LAPIN

(15 nivôse)


Pendant l’Antiquité, les populations de lapins sont, semble-t-il, cantonnées sur la zone occidentale de la Méditerranée. Les Phéniciens rapportent (1000 ans avant JC), que dans la Péninsule Ibérique, les lapins pullulent. Plus tard, Pline l’Ancien raconte que les Ibères se délectent de “laurices” qui sont des fœtus de lapin, ou des lapereaux nouveau-nés, et que cette coutume alimentaire a été adoptée par les Romains.
Dans le royaume des Francs, d’après Grégoire de Tour, les moines consommeraient des laurices en temps de Carême, pour ce faire, ils maintiennent des lapines en cage, d’ailleurs, l’élevage des lapins est l’apanage des couvents.
En dehors des monastères, les lapins sont contenus dans des espaces plus ou moins clos: des garennes, où on peut les capturer à l’aide de lacets ou de filets.
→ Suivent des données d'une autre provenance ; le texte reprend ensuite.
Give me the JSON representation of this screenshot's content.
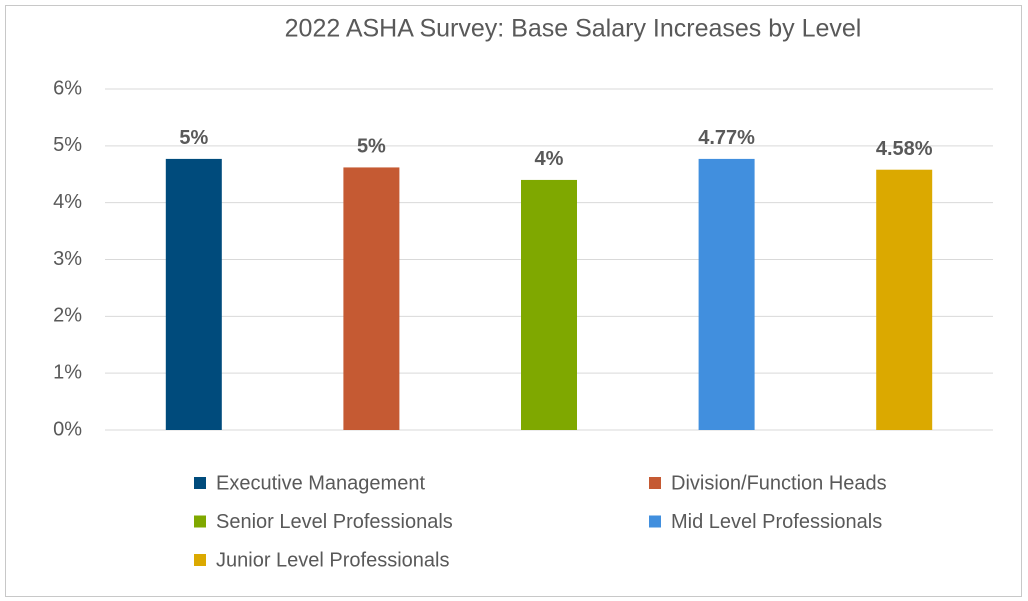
{
  "chart_data": {
    "type": "bar",
    "title": "2022 ASHA Survey: Base Salary Increases by Level",
    "categories": [
      null
    ],
    "series": [
      {
        "name": "Executive Management",
        "color": "#004b7c",
        "values": [
          4.77
        ],
        "value_labels": [
          "5%"
        ]
      },
      {
        "name": "Division/Function Heads",
        "color": "#c55a33",
        "values": [
          4.62
        ],
        "value_labels": [
          "5%"
        ]
      },
      {
        "name": "Senior Level Professionals",
        "color": "#7fa800",
        "values": [
          4.4
        ],
        "value_labels": [
          "4%"
        ]
      },
      {
        "name": "Mid Level Professionals",
        "color": "#418fde",
        "values": [
          4.77
        ],
        "value_labels": [
          "4.77%"
        ]
      },
      {
        "name": "Junior Level Professionals",
        "color": "#dba900",
        "values": [
          4.58
        ],
        "value_labels": [
          "4.58%"
        ]
      }
    ],
    "ylim": [
      0,
      6
    ],
    "yticks": [
      {
        "value": 0,
        "label": "0%"
      },
      {
        "value": 1,
        "label": "1%"
      },
      {
        "value": 2,
        "label": "2%"
      },
      {
        "value": 3,
        "label": "3%"
      },
      {
        "value": 4,
        "label": "4%"
      },
      {
        "value": 5,
        "label": "5%"
      },
      {
        "value": 6,
        "label": "6%"
      }
    ],
    "grid": true,
    "legend": "bottom"
  }
}
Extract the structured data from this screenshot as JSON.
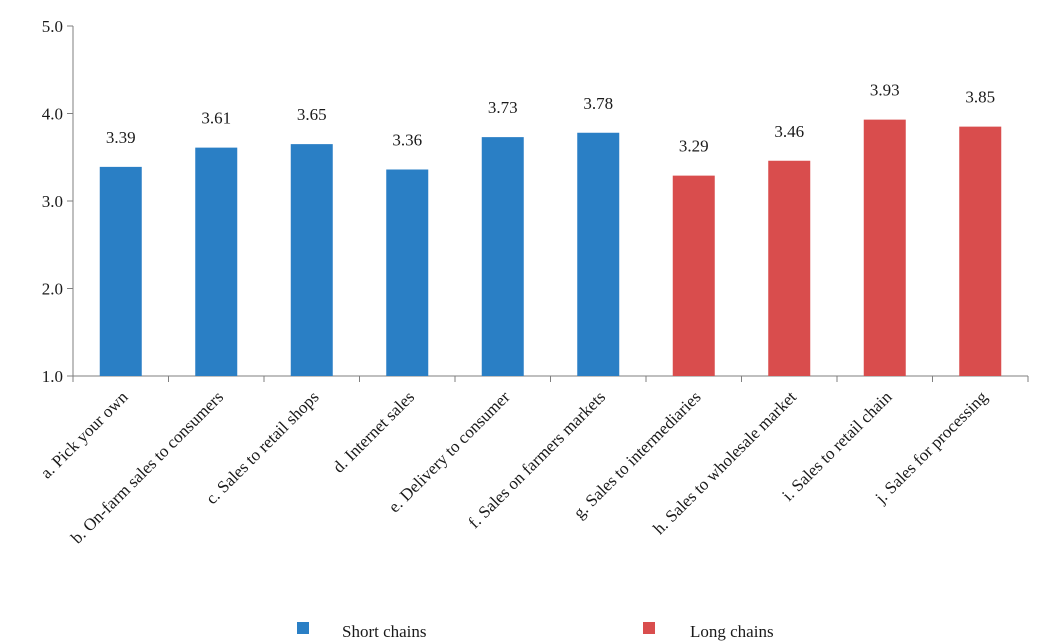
{
  "chart_data": {
    "type": "bar",
    "title": "",
    "xlabel": "",
    "ylabel": "",
    "ylim": [
      1.0,
      5.0
    ],
    "yticks": [
      "1.0",
      "2.0",
      "3.0",
      "4.0",
      "5.0"
    ],
    "grid": false,
    "legend_position": "bottom",
    "categories": [
      "a. Pick your own",
      "b. On-farm sales to consumers",
      "c. Sales to retail shops",
      "d. Internet sales",
      "e. Delivery to consumer",
      "f. Sales on farmers markets",
      "g. Sales  to intermediaries",
      "h. Sales to wholesale market",
      "i. Sales to retail chain",
      "j. Sales for processing"
    ],
    "values": [
      3.39,
      3.61,
      3.65,
      3.36,
      3.73,
      3.78,
      3.29,
      3.46,
      3.93,
      3.85
    ],
    "value_labels": [
      "3.39",
      "3.61",
      "3.65",
      "3.36",
      "3.73",
      "3.78",
      "3.29",
      "3.46",
      "3.93",
      "3.85"
    ],
    "groups": [
      "short",
      "short",
      "short",
      "short",
      "short",
      "short",
      "long",
      "long",
      "long",
      "long"
    ],
    "series": [
      {
        "key": "short",
        "name": "Short chains",
        "color": "#2a7fc5"
      },
      {
        "key": "long",
        "name": "Long chains",
        "color": "#d94d4d"
      }
    ]
  }
}
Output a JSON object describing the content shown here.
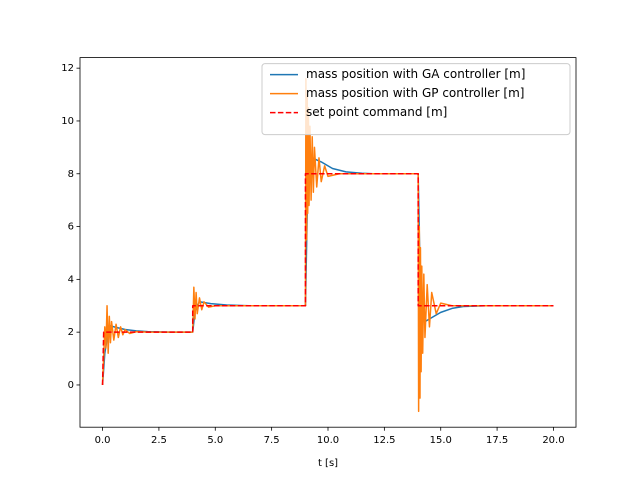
{
  "chart_data": {
    "type": "line",
    "xlabel": "t [s]",
    "xlim": [
      -1.0,
      21.0
    ],
    "ylim": [
      -1.6,
      12.4
    ],
    "xticks": [
      {
        "value": 0,
        "label": "0.0"
      },
      {
        "value": 2.5,
        "label": "2.5"
      },
      {
        "value": 5,
        "label": "5.0"
      },
      {
        "value": 7.5,
        "label": "7.5"
      },
      {
        "value": 10,
        "label": "10.0"
      },
      {
        "value": 12.5,
        "label": "12.5"
      },
      {
        "value": 15,
        "label": "15.0"
      },
      {
        "value": 17.5,
        "label": "17.5"
      },
      {
        "value": 20,
        "label": "20.0"
      }
    ],
    "yticks": [
      0,
      2,
      4,
      6,
      8,
      10,
      12
    ],
    "legend": "upper right",
    "series": [
      {
        "name": "mass position with GA controller [m]",
        "color": "#1f77b4",
        "style": "solid",
        "x": [
          0,
          0.1,
          0.3,
          0.6,
          1,
          1.5,
          2,
          3,
          4,
          4.1,
          4.3,
          4.8,
          5.5,
          6.5,
          9,
          9.1,
          9.3,
          9.7,
          10.2,
          10.8,
          11.5,
          12,
          14,
          14.1,
          14.3,
          14.6,
          15,
          15.5,
          16,
          17,
          20
        ],
        "values": [
          0,
          1.2,
          2.25,
          2.18,
          2.1,
          2.05,
          2.02,
          2,
          2,
          2.8,
          3.15,
          3.08,
          3.03,
          3,
          3,
          7.5,
          8.6,
          8.45,
          8.2,
          8.07,
          8.02,
          8,
          8,
          3.5,
          2.4,
          2.55,
          2.75,
          2.9,
          2.97,
          3,
          3
        ]
      },
      {
        "name": "mass position with GP controller [m]",
        "color": "#ff7f0e",
        "style": "solid",
        "x": [
          0,
          0.05,
          0.1,
          0.15,
          0.2,
          0.25,
          0.3,
          0.35,
          0.4,
          0.5,
          0.6,
          0.7,
          0.8,
          0.9,
          1,
          1.2,
          1.5,
          2,
          4,
          4.05,
          4.1,
          4.15,
          4.2,
          4.3,
          4.4,
          4.5,
          4.7,
          5,
          9,
          9.02,
          9.05,
          9.08,
          9.1,
          9.13,
          9.16,
          9.2,
          9.25,
          9.3,
          9.35,
          9.4,
          9.5,
          9.6,
          9.7,
          9.85,
          10,
          10.5,
          14,
          14.02,
          14.05,
          14.08,
          14.1,
          14.13,
          14.16,
          14.2,
          14.25,
          14.3,
          14.4,
          14.5,
          14.6,
          14.8,
          15,
          15.5,
          20
        ],
        "values": [
          0,
          1,
          2.2,
          1.4,
          3.0,
          1.2,
          2.6,
          1.6,
          2.4,
          1.7,
          2.3,
          1.8,
          2.2,
          1.9,
          2.1,
          1.95,
          2.02,
          2,
          2,
          3.7,
          2.5,
          3.5,
          2.7,
          3.3,
          2.85,
          3.15,
          2.95,
          3,
          3,
          11.6,
          5.5,
          11,
          6.5,
          10.5,
          6.8,
          9.8,
          7,
          9.4,
          7.3,
          9,
          7.5,
          8.6,
          7.7,
          8.3,
          7.9,
          8,
          8,
          -1,
          6,
          -0.5,
          5.2,
          0.5,
          4.5,
          1.2,
          4.2,
          1.8,
          3.8,
          2.2,
          3.5,
          2.7,
          3.1,
          3,
          3
        ]
      },
      {
        "name": "set point command [m]",
        "color": "#ff0000",
        "style": "dashed",
        "x": [
          0,
          0.05,
          4,
          4,
          9,
          9,
          14,
          14,
          20
        ],
        "values": [
          0,
          2,
          2,
          3,
          3,
          8,
          8,
          3,
          3
        ]
      }
    ]
  }
}
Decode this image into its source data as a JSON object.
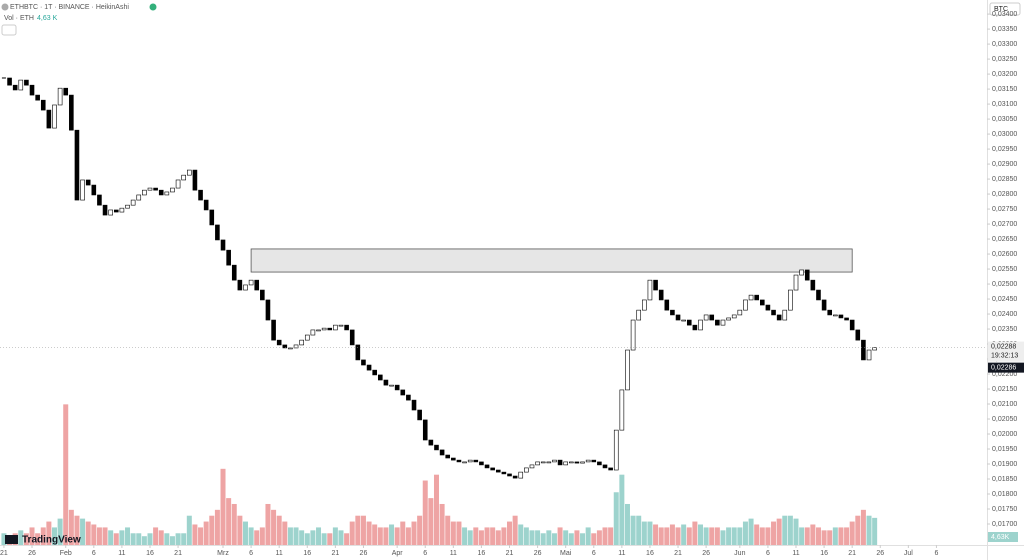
{
  "chart_data": {
    "type": "candlestick",
    "symbol": "ETHBTC · 1T · BINANCE · HeikinAshi",
    "volume_title": "Vol · ETH",
    "volume_last_label": "4,63 K",
    "volume_axis_label": "4,63K",
    "currency": "BTC",
    "price_labels": [
      "0,02288",
      "19:32:13",
      "0,02286"
    ],
    "logo": "TradingView",
    "close": [
      0.03187,
      0.03163,
      0.03147,
      0.0318,
      0.03163,
      0.0313,
      0.03113,
      0.0308,
      0.0302,
      0.03097,
      0.03153,
      0.0313,
      0.03013,
      0.0278,
      0.02847,
      0.0283,
      0.02797,
      0.02763,
      0.0273,
      0.02747,
      0.0274,
      0.02753,
      0.02763,
      0.0278,
      0.02797,
      0.02813,
      0.0282,
      0.02813,
      0.02797,
      0.02807,
      0.0282,
      0.02847,
      0.02863,
      0.0288,
      0.02813,
      0.0278,
      0.02747,
      0.02697,
      0.02647,
      0.02613,
      0.02563,
      0.02513,
      0.0248,
      0.02497,
      0.02513,
      0.0248,
      0.02447,
      0.0238,
      0.02313,
      0.02297,
      0.02287,
      0.02287,
      0.02297,
      0.02313,
      0.0233,
      0.02347,
      0.02347,
      0.02353,
      0.02347,
      0.02363,
      0.02363,
      0.02347,
      0.02297,
      0.02247,
      0.0223,
      0.02213,
      0.02197,
      0.0218,
      0.02163,
      0.02163,
      0.02147,
      0.0213,
      0.02113,
      0.0208,
      0.02047,
      0.0198,
      0.01963,
      0.01947,
      0.0193,
      0.0192,
      0.01913,
      0.01907,
      0.01907,
      0.01913,
      0.01907,
      0.01897,
      0.01887,
      0.0188,
      0.01873,
      0.01867,
      0.0186,
      0.01853,
      0.01873,
      0.01887,
      0.01897,
      0.01907,
      0.01907,
      0.01907,
      0.01913,
      0.01897,
      0.01907,
      0.01907,
      0.01903,
      0.01907,
      0.01913,
      0.01907,
      0.01897,
      0.01887,
      0.0188,
      0.02013,
      0.02147,
      0.0228,
      0.0238,
      0.02413,
      0.02447,
      0.02513,
      0.0248,
      0.02447,
      0.02413,
      0.02397,
      0.0238,
      0.0238,
      0.02363,
      0.02347,
      0.0238,
      0.02397,
      0.0238,
      0.02363,
      0.0238,
      0.02387,
      0.02397,
      0.02413,
      0.02447,
      0.02463,
      0.02447,
      0.0243,
      0.02413,
      0.02397,
      0.0238,
      0.02413,
      0.0248,
      0.0253,
      0.02547,
      0.02513,
      0.0248,
      0.02447,
      0.02413,
      0.02397,
      0.02397,
      0.02387,
      0.0238,
      0.02347,
      0.02313,
      0.02247,
      0.0228,
      0.02288
    ],
    "volume": [
      2,
      1.5,
      2,
      2.5,
      2,
      3,
      2,
      3,
      4,
      3,
      4.5,
      24,
      6,
      5,
      4.5,
      4,
      3.5,
      3,
      3,
      2.5,
      2,
      2.5,
      3,
      2,
      2,
      1.5,
      2,
      3,
      2.5,
      2,
      1.5,
      2,
      2,
      5,
      3.5,
      3,
      4,
      5,
      6,
      13,
      8,
      7,
      5,
      4,
      3,
      2.5,
      3,
      7,
      6,
      5,
      4,
      3,
      3,
      2.5,
      2,
      2.5,
      3,
      2,
      2,
      3,
      2.5,
      2,
      4,
      5,
      5,
      4,
      3.5,
      3,
      3,
      3.5,
      3,
      4,
      3,
      4,
      5,
      11,
      8,
      12,
      7,
      5,
      4,
      4,
      3,
      2.5,
      3,
      2.5,
      3,
      3,
      2.5,
      3,
      4,
      5,
      3.5,
      3,
      2.5,
      2.5,
      2,
      2.5,
      2,
      3,
      2.5,
      2,
      2.5,
      2,
      3,
      2,
      2.5,
      3,
      3,
      9,
      12,
      7,
      5,
      5,
      4,
      4,
      3.5,
      3,
      3,
      3.5,
      3,
      3.5,
      3,
      4,
      3.5,
      3,
      3,
      3,
      2.5,
      3,
      3,
      3,
      4,
      4.5,
      3.5,
      3,
      3,
      4,
      4.5,
      5,
      5,
      4.5,
      3,
      3,
      3.5,
      3,
      2.5,
      2.5,
      3,
      3,
      3,
      4,
      5,
      6,
      5,
      4.63
    ],
    "up_color": "#ffffff",
    "down_color": "#000000",
    "volume_up_color": "#9dd3cd",
    "volume_down_color": "#eea4a4",
    "zone": {
      "x": [
        44,
        151
      ],
      "y": [
        0.0254,
        0.02617
      ]
    },
    "ylim": [
      0.0163,
      0.03447
    ],
    "vlim": [
      0,
      93
    ],
    "xlim": [
      -0.7,
      175
    ],
    "yticks": [
      {
        "value": 0.017,
        "label": "0,01700"
      },
      {
        "value": 0.0175,
        "label": "0,01750"
      },
      {
        "value": 0.018,
        "label": "0,01800"
      },
      {
        "value": 0.0185,
        "label": "0,01850"
      },
      {
        "value": 0.019,
        "label": "0,01900"
      },
      {
        "value": 0.0195,
        "label": "0,01950"
      },
      {
        "value": 0.02,
        "label": "0,02000"
      },
      {
        "value": 0.0205,
        "label": "0,02050"
      },
      {
        "value": 0.021,
        "label": "0,02100"
      },
      {
        "value": 0.0215,
        "label": "0,02150"
      },
      {
        "value": 0.022,
        "label": "0,02200"
      },
      {
        "value": 0.0225,
        "label": "0,02250"
      },
      {
        "value": 0.023,
        "label": "0,02300"
      },
      {
        "value": 0.0235,
        "label": "0,02350"
      },
      {
        "value": 0.024,
        "label": "0,02400"
      },
      {
        "value": 0.0245,
        "label": "0,02450"
      },
      {
        "value": 0.025,
        "label": "0,02500"
      },
      {
        "value": 0.0255,
        "label": "0,02550"
      },
      {
        "value": 0.026,
        "label": "0,02600"
      },
      {
        "value": 0.0265,
        "label": "0,02650"
      },
      {
        "value": 0.027,
        "label": "0,02700"
      },
      {
        "value": 0.0275,
        "label": "0,02750"
      },
      {
        "value": 0.028,
        "label": "0,02800"
      },
      {
        "value": 0.0285,
        "label": "0,02850"
      },
      {
        "value": 0.029,
        "label": "0,02900"
      },
      {
        "value": 0.0295,
        "label": "0,02950"
      },
      {
        "value": 0.03,
        "label": "0,03000"
      },
      {
        "value": 0.0305,
        "label": "0,03050"
      },
      {
        "value": 0.031,
        "label": "0,03100"
      },
      {
        "value": 0.0315,
        "label": "0,03150"
      },
      {
        "value": 0.032,
        "label": "0,03200"
      },
      {
        "value": 0.0325,
        "label": "0,03250"
      },
      {
        "value": 0.033,
        "label": "0,03300"
      },
      {
        "value": 0.0335,
        "label": "0,03350"
      },
      {
        "value": 0.034,
        "label": "0,03400"
      }
    ],
    "xticks": [
      {
        "value": 0,
        "label": "21"
      },
      {
        "value": 5,
        "label": "26"
      },
      {
        "value": 11,
        "label": "Feb"
      },
      {
        "value": 16,
        "label": "6"
      },
      {
        "value": 21,
        "label": "11"
      },
      {
        "value": 26,
        "label": "16"
      },
      {
        "value": 31,
        "label": "21"
      },
      {
        "value": 39,
        "label": "Mrz"
      },
      {
        "value": 44,
        "label": "6"
      },
      {
        "value": 49,
        "label": "11"
      },
      {
        "value": 54,
        "label": "16"
      },
      {
        "value": 59,
        "label": "21"
      },
      {
        "value": 64,
        "label": "26"
      },
      {
        "value": 70,
        "label": "Apr"
      },
      {
        "value": 75,
        "label": "6"
      },
      {
        "value": 80,
        "label": "11"
      },
      {
        "value": 85,
        "label": "16"
      },
      {
        "value": 90,
        "label": "21"
      },
      {
        "value": 95,
        "label": "26"
      },
      {
        "value": 100,
        "label": "Mai"
      },
      {
        "value": 105,
        "label": "6"
      },
      {
        "value": 110,
        "label": "11"
      },
      {
        "value": 115,
        "label": "16"
      },
      {
        "value": 120,
        "label": "21"
      },
      {
        "value": 125,
        "label": "26"
      },
      {
        "value": 131,
        "label": "Jun"
      },
      {
        "value": 136,
        "label": "6"
      },
      {
        "value": 141,
        "label": "11"
      },
      {
        "value": 146,
        "label": "16"
      },
      {
        "value": 151,
        "label": "21"
      },
      {
        "value": 156,
        "label": "26"
      },
      {
        "value": 161,
        "label": "Jul"
      },
      {
        "value": 166,
        "label": "6"
      }
    ]
  }
}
Parallèlement, il se crée quelques élevages où l’on sélectionne des races domestiques.

Jusqu’à la Révolution française; la possession des garennes, et le droit de chasse est un privilège des seigneurs.

Au 19ème siècle, les garennes sont progressivement abandonnées au profit de l’élevage en clapiers, et les lapins “de garenne” sont promus “gibier de chasse”. (De gibier de chasse, le lapin est vite passé au statut d’animal “nuisible pour les cultures", et éradiqué par l’inoculation de la myxomatose).

Au début du 20ème siècle, l’élevage a pris un essor considérable: le clapier sert de garde-manger familial jusque dans les banlieues ouvrières, et la France devient le premier producteur de viande et de fourrure de lapin.
Actuellement, les lapins qu’on trouve sur nos marchés sont élevés en batteries, les jeunes banlieusards n’ont ni jardin potager, ni clapier, ni poulailler.


De ce riche passé culturel “lapin”, la France garde des fables, des contes, des romans, des peintures, des sculptures, des expressions langagières:

Courir comme un lapin : Courir à toute vitesse ou s'enfuir à toutes jambes.

Ne pas valoir un pet de lapin: Ne pas valoir grand chose.

Sentir le lapin: Dégager de mauvaises odeurs corporelles.

Faire le coup du lapin: Attaquer par derrière, par traîtrise.

Le coup du lapin:  Coup porté sur les vertèbres cervicales comme l'on fait pour tuer un lapin.

Pattes de lapin: Touffe de barbe qu'on laisse pousser sur les joues, le menton étant rasé.

Cage à lapins: Local exigu et de peu de confort.

Un chaud lapin:  Un homme qui est porté sur les plaisirs sexuels.

Voyager en lapin: Voyager en s'asseyant à côté du cocher.

Poser un lapin à quelqu’un: Ne pas être au rendez-vous convenu.